I suggest an analogy that is closer to the evidence. Medical systems are ecologies of relationships between humans, tools, pathogens, and competing goals. To 'run in degraded mode' suggests conflicting optimizations given realized tradeoffs. These optimizations and tradeoffs, rather than just worn out caregivers and widgets, should also be the subject of measure and analysis. There is no ideal state – just as there is no ideal human body, or ideal physician, or ideal pharmaceutical. It is not a normative state that variation should be measured against, but an optimal state given conditions. This does not mean that harm should happen: it should not. But it will. And it will especially if we do not understand intersecting conditions in more sophisticated ways. It is a Buckminster Fuller argument: we are not matter, we are energy.

For example,

'Root causes' are not only inadequate for reasons described, but because they are never used to generate larger analytical recognition of patterns to clarify the relationships that led to their attention in the first place. And 'hindsight' and 'failure free' challenges for patient safety fall squarely in the 'do you know the animal you work with?' category. Humans never evolved to be perfect performers, even if medical school cultivated many to think it is possible. Meanwhile, our brains are well equipped to justify the difference, and move on.

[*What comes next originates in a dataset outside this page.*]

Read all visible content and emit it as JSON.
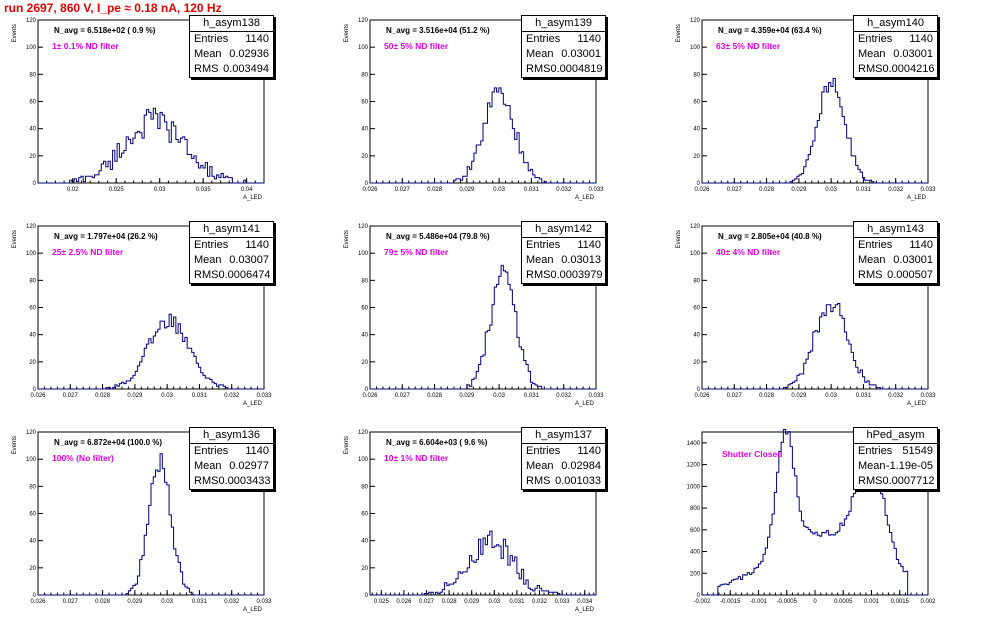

Improved 'Complex Systems Analyses' will require us to know more about ourselves, and variations in our interactions with others, tools, and environments, than simply deviation from idealized functions and parts. But it would allow us to look for opportunities to maximize cooperation in service of better work and safety environments, and to reorient interactions that corrode improvement.

It also requires us to step up our intellectual and analytical game, as the true failure may be that we are not asking all the right questions yet.